Un seul club anglais en phase finale de Coupe d'Europe, donc. Si ça avait été le cas des Français - qui seront quatre - que n'aurait-on pas entendu ici et là sur le déclin de notre rugby à deux semaines du coup d'envoi du Tournoi... C'est bien pour cela qu'il faut se méfier des raccourcis trop saisissants. Ne pas ironiser ni juger ni blâmer mais comprendre écrivait Baruch. Aussi ne pas communiquer dans la vase même s'il y a des vases communicants, en considèrant la qualité actuelle du XV d'Angleterre.

Aujourd'hui, pour ce que j'en sais, certains membres de staff impliqués dans le Top 14 s'alarment de l'état d'usure physique de leurs joueurs à mi-saison. Les voyants sont au rouge et les mères de famille ne veulent plus envoyer leurs enfants à l'abattoir. Seuls quelques pères qui vivent par procuration poussent leurs gamins casqués à foncer droit dans la défense adverse en hurlant leurs encouragements depuis le bord de touche.

Naguère illustration de l'intelligence en mouvement, de la grâce collective et de l'art royal de se passer le ballon en trouvant des espaces, le rugby français est devenu aujourd'hui et pas seulement en Top 14 une caricature facile pour ceux qui n'en ont jamais saisi les arcanes et qui restent, hargneux et confis de certitudes, à gratter la surface d'un jeu qu'ils n'ont jamais pratiqué pour mieux le ridiculiser, et c'est bien ce qui me chagrine le plus que de savoir ce sport ainsi dénigré.

Il faut dire qu'en envoyant des boules de muscles agresser la ligne d'avantage et déquiller des adversaires aussi compacts qu'eux, il fallait bien que le rapport de force tourne à l'avantage de l'imbécillité frontale. Devenu percussions, voire collisions, le rugby s'épuise, c'est une évidence. Ca ne date pas d'aujourd'hui, mais il y avait toujours ce «plus un» en bout de ligne pour apporter la rime riche et faire pencher la balance du côté de la finesse.

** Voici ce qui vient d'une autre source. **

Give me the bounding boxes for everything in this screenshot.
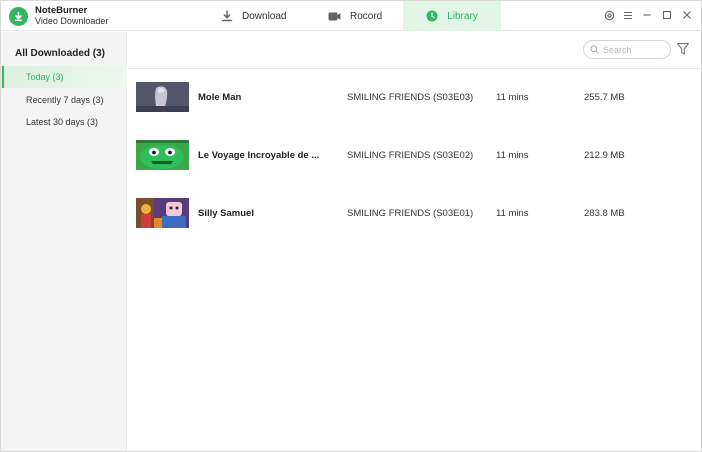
app-subtitle: Video Downloader <box>35 16 109 26</box>
tab-record[interactable]: Rocord <box>328 1 382 31</box>
close-icon <box>683 11 691 19</box>
menu-icon <box>624 11 632 19</box>
video-size: 212.9 MB <box>584 149 625 161</box>
video-duration: 11 mins <box>496 91 529 103</box>
tab-download-label: Download <box>242 10 287 22</box>
sidebar: All Downloaded (3) Today (3) Recently 7 … <box>1 32 127 451</box>
video-title: Silly Samuel <box>198 207 254 219</box>
filter-icon <box>676 42 690 55</box>
video-thumbnail <box>136 82 189 112</box>
sidebar-item-latest-30-days[interactable]: Latest 30 days (3) <box>1 111 127 133</box>
sidebar-item-recently-7-days[interactable]: Recently 7 days (3) <box>1 89 127 111</box>
video-size: 255.7 MB <box>584 91 625 103</box>
menu-button[interactable] <box>621 8 635 22</box>
sidebar-item-today[interactable]: Today (3) <box>1 66 127 88</box>
video-thumbnail <box>136 198 189 228</box>
video-row-mole-man[interactable]: Mole Man SMILING FRIENDS (S03E03) 11 min… <box>128 68 701 126</box>
minimize-icon <box>643 14 651 16</box>
filter-button[interactable] <box>676 42 690 56</box>
clock-icon <box>426 10 438 22</box>
maximize-icon <box>662 10 672 20</box>
video-duration: 11 mins <box>496 207 529 219</box>
close-button[interactable] <box>680 8 694 22</box>
search-icon <box>590 45 599 54</box>
video-series: SMILING FRIENDS (S03E02) <box>347 149 474 161</box>
record-camera-icon <box>328 12 341 20</box>
maximize-button[interactable] <box>660 8 674 22</box>
minimize-button[interactable] <box>640 8 654 22</box>
settings-button[interactable] <box>602 8 616 22</box>
video-duration: 11 mins <box>496 149 529 161</box>
search-input[interactable] <box>603 44 663 55</box>
app-name: NoteBurner <box>35 5 88 16</box>
video-series: SMILING FRIENDS (S03E03) <box>347 91 474 103</box>
tab-library[interactable]: Library <box>403 1 501 31</box>
video-series: SMILING FRIENDS (S03E01) <box>347 207 474 219</box>
video-thumbnail <box>136 140 189 170</box>
library-toolbar <box>128 32 701 69</box>
tab-record-label: Rocord <box>350 10 383 22</box>
app-logo-icon <box>9 6 28 26</box>
video-title: Mole Man <box>198 91 242 103</box>
video-row-le-voyage[interactable]: Le Voyage Incroyable de ... SMILING FRIE… <box>128 126 701 184</box>
tab-download[interactable]: Download <box>221 1 286 31</box>
app-brand: NoteBurner Video Downloader <box>9 5 108 27</box>
download-icon <box>221 10 233 22</box>
gear-icon <box>604 10 614 20</box>
search-box[interactable] <box>583 40 671 59</box>
title-bar: NoteBurner Video Downloader Download Roc… <box>1 1 701 31</box>
video-row-silly-samuel[interactable]: Silly Samuel SMILING FRIENDS (S03E01) 11… <box>128 184 701 242</box>
sidebar-heading-all-downloaded[interactable]: All Downloaded (3) <box>15 48 105 59</box>
app-window: NoteBurner Video Downloader Download Roc… <box>0 0 702 452</box>
video-size: 283.8 MB <box>584 207 625 219</box>
tab-library-label: Library <box>447 10 478 22</box>
video-title: Le Voyage Incroyable de ... <box>198 149 320 161</box>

C'est comme avec les accidents : une fois le constat rédigé, signé et envoyé, il faut penser à effectuer les réparations ou changer de voiture. Après les chocs, le rugby va s'autoréguler. A force de casser, les «gros» vont finir par manquer et les espoirs surgir. Petit à petit, une autre forme de jeu va se dessiner : l'esquisse est déjà commencée. Regardez les Sud-Africains, les Australiens, les Ecossais, les Irlandais... Peu de commotions. Et je ne parle pas des All Blacks, ce serait trop facile.
Sur sa surface synthétique, le Racing 92 a déjà entamé cette mutation. Les attaquants, devant comme derrière, ont modifié leurs appuis pour rechercher en de petites foulées les épaules extérieures des défenseurs, mis sur les talons. Le terrain, c'est-à-dire l'environnement, change la donne : avec vingt pour cent de jeu effectif en plus, il n'y aura bientôt pas de place pour les courses de brontosaures. Rien ne se perd, tout se transforme...

Pierre Villepreux, avec lequel j'échangeais il y a peu, m'avouait regretter le temps du «tenu debout» qui rendait l'initiative au camp défendant si l'attaquant avait été immobilisé avec le ballon en mains. Il était alors fortement déconseillé d'être arrêté en possession de la balle, d'où la culture de l'évitement en attaque, de la passe avant contact, de la recherche d'intervalle et surtout de sa création. Alors que World Rugby a décidé d'alléger le règlement, il serait peut-être bon de revenir à cet impératif catégorique pour limiter la casse.

Ancien membre, entre autres distinctions, de l'International Board en charge du développement du rugby en Europe, Pierre Villepreux sera notre invité, samedi 14 avril, à Treignac, non loin de Brive où il a débuté en Première Division, à l'arrière, et je compterai bientôt sur vous, bloggeurs, pour que nous dégagions ensemble les quelques thèmes que nous souhaitons que Pierrot de Pompadour évoque et approfondisse afin de nous éclairer sur les enjeux ovales.

Dernier penseur en date du rugby français, Pierre Villepreux s'inscrit dans la lignée des disciples de feu René Deleplace, sans doute aucun son vulgarisateur le plus distingué, que ce soit à Tahiti, à Toulouse, à Brive, à Trévise, avec l'Italie, l'Angleterre ou bien l'équipe de France. Penser le jeu, c'est bien ce qui manque le plus à ce sport lui aussi rattrapé par l'immédiateté et l'impérieux besoin de résultats à la petite semaine.